To recognise its success to date, Diabetes UK and JDRF injected a further £490,000 into T1D UK in May this year; Cardiff University professor Colin Dayan, who leads the consortium’s research centre network, explained how money will be used.

“We will focus on making immunotherapy research bigger, smarter and faster,” Dayan said. “We plan to increase the number of clinical trials being run in the UK and make each trial more efficient, so they can be conducted in half the time and with half the number of volunteers. This will enable us to collect the evidence required to get a drug licensed, and made available in the diabetes clinic, sooner than is currently possible.”

Talking about the renewed investment, Robertson said: “Our new funding builds upon the excellent work undertaken to date by the Immunotherapy Consortium, enabling UK scientists to take bold steps and make sure the benefits of research reach people with type 1 diabetes as soon as possible.”
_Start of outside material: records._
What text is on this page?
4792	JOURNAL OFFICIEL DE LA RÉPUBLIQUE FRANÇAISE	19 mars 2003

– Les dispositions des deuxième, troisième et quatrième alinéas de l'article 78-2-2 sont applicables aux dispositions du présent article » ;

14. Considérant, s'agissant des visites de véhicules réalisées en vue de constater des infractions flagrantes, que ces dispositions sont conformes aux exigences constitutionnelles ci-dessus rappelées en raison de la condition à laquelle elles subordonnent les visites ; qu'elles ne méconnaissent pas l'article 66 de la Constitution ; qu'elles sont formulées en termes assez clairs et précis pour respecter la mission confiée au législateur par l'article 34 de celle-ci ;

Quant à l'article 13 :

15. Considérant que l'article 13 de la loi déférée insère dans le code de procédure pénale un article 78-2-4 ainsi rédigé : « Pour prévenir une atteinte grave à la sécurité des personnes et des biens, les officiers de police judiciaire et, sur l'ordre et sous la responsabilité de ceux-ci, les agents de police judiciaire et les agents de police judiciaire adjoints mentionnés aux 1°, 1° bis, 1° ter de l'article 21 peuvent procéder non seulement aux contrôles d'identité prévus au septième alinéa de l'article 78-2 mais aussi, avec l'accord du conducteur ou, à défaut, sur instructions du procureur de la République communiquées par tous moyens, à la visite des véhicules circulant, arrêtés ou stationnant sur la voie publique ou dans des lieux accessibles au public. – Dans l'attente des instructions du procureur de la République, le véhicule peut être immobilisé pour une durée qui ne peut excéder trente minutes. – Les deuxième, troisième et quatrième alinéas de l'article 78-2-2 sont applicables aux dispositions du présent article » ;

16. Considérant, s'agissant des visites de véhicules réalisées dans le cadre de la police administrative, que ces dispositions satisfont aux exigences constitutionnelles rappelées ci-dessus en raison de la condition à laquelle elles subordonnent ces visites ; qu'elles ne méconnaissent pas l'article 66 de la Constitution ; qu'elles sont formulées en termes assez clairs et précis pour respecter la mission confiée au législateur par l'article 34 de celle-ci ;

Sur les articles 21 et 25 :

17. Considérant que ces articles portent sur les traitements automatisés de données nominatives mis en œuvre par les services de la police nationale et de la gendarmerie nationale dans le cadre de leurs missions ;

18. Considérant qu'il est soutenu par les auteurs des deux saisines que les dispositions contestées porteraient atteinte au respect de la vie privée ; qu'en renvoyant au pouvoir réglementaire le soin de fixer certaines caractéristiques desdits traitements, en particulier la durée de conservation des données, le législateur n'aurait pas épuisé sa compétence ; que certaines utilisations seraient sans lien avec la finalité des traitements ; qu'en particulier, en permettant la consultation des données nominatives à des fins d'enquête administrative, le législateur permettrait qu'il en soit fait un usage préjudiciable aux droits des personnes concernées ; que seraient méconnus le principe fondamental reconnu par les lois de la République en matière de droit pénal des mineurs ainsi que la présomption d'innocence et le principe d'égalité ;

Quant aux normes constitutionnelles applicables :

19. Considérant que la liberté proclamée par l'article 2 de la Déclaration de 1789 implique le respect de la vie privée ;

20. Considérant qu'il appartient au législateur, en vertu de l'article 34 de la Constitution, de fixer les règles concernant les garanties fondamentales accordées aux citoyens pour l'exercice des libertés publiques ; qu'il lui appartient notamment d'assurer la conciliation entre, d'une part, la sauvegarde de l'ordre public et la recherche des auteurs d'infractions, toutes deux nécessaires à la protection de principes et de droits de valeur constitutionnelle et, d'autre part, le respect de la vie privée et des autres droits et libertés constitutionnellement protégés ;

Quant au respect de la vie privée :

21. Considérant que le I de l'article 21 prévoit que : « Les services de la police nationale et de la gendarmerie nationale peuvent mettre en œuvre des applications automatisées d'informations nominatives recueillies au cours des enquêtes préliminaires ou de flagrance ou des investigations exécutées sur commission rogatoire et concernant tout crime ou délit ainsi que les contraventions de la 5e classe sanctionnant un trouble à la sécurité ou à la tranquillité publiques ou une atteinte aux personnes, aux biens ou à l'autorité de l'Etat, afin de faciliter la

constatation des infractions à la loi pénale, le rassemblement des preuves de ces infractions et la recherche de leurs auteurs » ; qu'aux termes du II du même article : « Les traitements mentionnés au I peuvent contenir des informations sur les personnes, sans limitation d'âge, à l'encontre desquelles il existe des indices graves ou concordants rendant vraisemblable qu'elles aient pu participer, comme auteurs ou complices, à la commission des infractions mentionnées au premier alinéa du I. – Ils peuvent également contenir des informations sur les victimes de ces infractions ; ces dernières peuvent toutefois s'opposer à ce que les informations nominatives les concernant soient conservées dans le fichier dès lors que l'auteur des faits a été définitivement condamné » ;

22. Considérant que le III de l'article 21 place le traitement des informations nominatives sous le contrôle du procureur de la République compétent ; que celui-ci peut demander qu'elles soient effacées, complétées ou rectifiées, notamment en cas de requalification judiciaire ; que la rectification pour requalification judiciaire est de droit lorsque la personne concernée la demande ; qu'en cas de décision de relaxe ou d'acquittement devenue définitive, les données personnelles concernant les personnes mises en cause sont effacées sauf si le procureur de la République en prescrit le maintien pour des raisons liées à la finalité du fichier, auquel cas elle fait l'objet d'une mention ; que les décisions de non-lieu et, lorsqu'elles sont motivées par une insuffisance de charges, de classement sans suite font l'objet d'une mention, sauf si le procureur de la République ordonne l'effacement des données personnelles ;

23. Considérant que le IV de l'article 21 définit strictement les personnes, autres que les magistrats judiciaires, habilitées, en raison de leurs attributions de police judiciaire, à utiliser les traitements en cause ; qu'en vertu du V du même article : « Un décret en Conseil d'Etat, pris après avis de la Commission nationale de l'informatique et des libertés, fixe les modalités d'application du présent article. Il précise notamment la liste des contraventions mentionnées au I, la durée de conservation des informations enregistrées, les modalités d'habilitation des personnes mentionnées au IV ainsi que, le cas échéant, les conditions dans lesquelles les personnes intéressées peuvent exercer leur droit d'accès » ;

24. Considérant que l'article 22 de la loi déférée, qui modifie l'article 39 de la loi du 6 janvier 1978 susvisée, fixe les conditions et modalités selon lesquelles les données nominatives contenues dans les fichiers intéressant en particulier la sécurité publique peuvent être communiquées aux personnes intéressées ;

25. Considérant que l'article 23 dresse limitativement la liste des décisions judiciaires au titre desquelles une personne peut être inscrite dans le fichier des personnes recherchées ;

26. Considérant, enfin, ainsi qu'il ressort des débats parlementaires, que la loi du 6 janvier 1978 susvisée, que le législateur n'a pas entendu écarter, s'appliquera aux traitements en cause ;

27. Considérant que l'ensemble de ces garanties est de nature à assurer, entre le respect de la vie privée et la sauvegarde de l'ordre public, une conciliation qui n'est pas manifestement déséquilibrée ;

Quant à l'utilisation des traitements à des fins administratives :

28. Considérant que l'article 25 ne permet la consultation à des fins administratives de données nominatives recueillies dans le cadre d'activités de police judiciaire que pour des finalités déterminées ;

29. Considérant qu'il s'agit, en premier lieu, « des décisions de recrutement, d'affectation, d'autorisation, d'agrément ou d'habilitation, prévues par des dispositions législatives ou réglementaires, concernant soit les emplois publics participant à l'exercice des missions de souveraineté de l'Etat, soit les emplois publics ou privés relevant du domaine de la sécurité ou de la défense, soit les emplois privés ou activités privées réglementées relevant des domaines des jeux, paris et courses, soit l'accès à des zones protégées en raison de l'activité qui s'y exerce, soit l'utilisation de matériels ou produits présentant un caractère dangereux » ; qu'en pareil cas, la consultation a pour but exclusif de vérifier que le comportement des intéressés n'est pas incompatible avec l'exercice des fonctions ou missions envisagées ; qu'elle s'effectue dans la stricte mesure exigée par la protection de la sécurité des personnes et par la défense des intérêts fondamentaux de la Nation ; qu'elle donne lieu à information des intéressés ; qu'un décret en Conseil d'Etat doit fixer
JDRF scientific programme manager of research Simi Ahmed added: “The Immunotherapy Consortium is positioned to become a role model in the type 1 diabetes community, increasing the amount of people who can take part in research, such that multiple trials may be run concurrently across the globe without competing with each other.

“Moreover, the model of partnership with both industry and academia uniquely positions the consortium to influence the design of future studies, allowing for an unprecedented opportunity in the field to combine and compare results from different trials.”

Repurposing immunotherapies for type 1 diabetes

The primary aim of T1D UK is to support getting type 1 diabetes immunotherapies to the market by providing a better environment for carrying out trials in the UK. The main way the consortium is fast-tracking treatments through clinical development is by repurposing immunotherapies developed for other conditions.

T1D UK is currently recruiting patient participants into the Phase II Ustekid trial of ustekinumab in adolescents within 100 days of their diagnosis; when people are first diagnosed with type 1 diabetes they still have 10-20% functioning insulin-producing cells. The aim is to help these patients produce their own insulin.

Ustekinumab was developed by Johnson & Johnson subsidiary Janssen as the branded product Stelara. It is an immunotherapy that blocks two human interleukins, IL-12 and IL-23, and is approved for Crohn’s disease, as well as adults and adolescents with plaque psoriasis and psoriatic arthritis.

According to the trial’s twitter account, 11 hospitals are currently recruiting for the trial and ten participants have been randomised since December. Funding for the study comes from the National Institute of Health Research Efficiency and Mechanism Evaluation programme.

Another of T1D UK’s clinical trials is investigating the effect of rheumatoid arthritis drug abatacept, in addition to normal diabetes medication, on the immune system of type 1 diabetes patients.

Marketed as Orencia by Bristol-Myers Squibb, abatacept is a fusion protein that prevents the activation of T cells.

Participants will have six blood tests during the trial – before, during and after treatment – to determine the immunological effect of the drug.

All patients have been now recruited into this trial by Guy’s Hospital; they include male and female adult volunteers aged 45 or younger who have been diagnosed within the last 100 days.

T1D UK’s study builds on a successful 2014 trial, which was part-funded by JDRF and carried out at Joslin Diabetes Center, Boston, US. Researchers found that abatacept had immunological benefits for up to a year after patients stopped taking the drug; they had lower HbA1c levels and higher levels of C-peptide, an indicator of insulin production.